Ukraine Article

Working in Conflict: The Critical Role Played by Enumerators

In 2014, a conflict broke out in eastern Ukraine between the Ukrainian government and armed opposition groups. There have been over 10,000 civilian casualties in the last five years – with as many as 3,000 deaths and 7,000 persons injured. Today, 3.5 million people are in need of humanitarian aid. REACH’s enumerators in eastern Ukraine regularly find themselves on the frontline as part of their role in reaching out to conflict-affected Ukrainians to learn more about the day-to-day challenges they face as a means to shape ongoing humanitarian action.

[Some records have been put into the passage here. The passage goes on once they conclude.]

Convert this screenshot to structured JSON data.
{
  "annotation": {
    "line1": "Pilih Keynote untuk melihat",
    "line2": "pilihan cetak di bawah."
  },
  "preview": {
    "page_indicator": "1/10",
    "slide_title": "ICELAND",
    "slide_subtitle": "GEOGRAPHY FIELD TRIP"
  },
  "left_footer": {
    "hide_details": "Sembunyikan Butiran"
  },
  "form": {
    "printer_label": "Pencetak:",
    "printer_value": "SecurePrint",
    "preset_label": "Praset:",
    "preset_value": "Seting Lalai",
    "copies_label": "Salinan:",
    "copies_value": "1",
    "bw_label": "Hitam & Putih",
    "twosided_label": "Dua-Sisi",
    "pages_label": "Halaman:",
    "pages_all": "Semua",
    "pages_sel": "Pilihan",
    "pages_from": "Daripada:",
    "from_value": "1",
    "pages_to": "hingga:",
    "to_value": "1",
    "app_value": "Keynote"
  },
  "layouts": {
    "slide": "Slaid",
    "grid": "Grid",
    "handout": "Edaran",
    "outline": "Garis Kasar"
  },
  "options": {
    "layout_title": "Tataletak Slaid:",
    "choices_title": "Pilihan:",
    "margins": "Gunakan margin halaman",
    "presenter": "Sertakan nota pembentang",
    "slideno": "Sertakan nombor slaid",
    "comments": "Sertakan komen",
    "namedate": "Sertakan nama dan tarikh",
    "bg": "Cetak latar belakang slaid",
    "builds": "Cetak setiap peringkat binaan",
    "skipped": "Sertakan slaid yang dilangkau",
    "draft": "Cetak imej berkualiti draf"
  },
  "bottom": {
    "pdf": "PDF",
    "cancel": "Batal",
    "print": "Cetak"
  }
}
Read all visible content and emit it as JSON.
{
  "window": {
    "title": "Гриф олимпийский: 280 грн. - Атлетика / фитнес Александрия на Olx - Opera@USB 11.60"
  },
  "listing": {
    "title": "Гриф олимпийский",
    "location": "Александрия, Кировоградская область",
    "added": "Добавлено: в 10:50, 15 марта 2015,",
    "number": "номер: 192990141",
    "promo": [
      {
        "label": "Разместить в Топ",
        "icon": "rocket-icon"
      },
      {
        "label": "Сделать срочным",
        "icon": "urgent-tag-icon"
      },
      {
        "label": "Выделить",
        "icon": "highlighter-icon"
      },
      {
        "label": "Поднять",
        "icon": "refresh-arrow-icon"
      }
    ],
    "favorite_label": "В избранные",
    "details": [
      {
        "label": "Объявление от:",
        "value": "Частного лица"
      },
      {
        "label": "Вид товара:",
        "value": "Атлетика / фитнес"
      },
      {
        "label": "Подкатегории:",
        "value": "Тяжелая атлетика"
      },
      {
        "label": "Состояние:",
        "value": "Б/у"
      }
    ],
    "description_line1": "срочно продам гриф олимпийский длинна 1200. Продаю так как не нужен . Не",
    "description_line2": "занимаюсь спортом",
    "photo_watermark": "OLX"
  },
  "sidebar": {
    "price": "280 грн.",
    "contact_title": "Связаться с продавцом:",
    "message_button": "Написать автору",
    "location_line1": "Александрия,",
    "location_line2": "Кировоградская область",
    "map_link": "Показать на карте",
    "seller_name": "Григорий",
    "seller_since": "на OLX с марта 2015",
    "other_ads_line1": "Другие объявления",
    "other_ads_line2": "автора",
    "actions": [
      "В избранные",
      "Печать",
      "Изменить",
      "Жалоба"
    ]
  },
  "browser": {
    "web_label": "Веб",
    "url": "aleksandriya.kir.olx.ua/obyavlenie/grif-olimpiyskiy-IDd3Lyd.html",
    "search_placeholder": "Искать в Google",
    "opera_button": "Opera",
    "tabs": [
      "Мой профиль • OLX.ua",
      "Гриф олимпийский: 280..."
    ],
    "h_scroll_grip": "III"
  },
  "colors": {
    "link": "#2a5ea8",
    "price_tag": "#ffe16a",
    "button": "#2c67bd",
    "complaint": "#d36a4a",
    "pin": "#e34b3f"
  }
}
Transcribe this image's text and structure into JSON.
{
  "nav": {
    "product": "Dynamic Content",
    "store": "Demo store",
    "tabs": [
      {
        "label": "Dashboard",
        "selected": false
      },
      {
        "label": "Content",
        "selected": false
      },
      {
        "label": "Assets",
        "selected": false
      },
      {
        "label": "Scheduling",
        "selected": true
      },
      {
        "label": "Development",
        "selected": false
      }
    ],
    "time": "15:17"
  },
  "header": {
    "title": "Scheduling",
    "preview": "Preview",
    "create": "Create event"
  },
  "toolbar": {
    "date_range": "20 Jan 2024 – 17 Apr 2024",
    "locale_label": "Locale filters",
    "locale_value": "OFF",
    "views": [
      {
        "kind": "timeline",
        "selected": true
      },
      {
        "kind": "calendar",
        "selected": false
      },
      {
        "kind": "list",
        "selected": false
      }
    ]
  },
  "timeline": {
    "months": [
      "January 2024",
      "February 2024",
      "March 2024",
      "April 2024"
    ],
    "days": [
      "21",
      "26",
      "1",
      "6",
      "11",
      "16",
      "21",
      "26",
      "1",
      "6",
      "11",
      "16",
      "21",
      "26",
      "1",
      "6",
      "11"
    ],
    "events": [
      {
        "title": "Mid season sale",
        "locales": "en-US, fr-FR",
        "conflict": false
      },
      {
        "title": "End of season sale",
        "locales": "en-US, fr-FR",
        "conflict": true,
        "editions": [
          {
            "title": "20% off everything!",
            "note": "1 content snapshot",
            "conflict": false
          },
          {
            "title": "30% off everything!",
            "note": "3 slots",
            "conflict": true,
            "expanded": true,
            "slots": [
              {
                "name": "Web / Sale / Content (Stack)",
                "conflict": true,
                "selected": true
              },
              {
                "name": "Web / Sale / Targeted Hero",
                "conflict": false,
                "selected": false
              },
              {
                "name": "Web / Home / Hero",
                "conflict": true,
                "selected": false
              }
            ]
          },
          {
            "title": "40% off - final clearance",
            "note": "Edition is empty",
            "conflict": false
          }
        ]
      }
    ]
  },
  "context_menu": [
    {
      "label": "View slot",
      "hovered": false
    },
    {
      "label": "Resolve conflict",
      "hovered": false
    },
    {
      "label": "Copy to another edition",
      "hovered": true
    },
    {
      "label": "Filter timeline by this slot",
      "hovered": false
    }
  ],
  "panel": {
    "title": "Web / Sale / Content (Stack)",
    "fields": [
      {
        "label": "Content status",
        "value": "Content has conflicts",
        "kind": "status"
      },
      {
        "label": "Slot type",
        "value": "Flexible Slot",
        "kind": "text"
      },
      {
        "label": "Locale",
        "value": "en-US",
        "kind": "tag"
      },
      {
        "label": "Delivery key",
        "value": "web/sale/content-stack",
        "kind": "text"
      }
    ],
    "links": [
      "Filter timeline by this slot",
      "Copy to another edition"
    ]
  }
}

Despite repeated attempts at establishing a lasting ceasefire and the provisions of the Minsk Protocol, an average of 30 conflict-related incidents take place every day in eastern Ukraine. The majority occur within 5 kilometres of the contact line, a de-facto border which runs along 420km and splits Donbas into government-controlled areas (GCA) and non-government controlled areas (NGCA).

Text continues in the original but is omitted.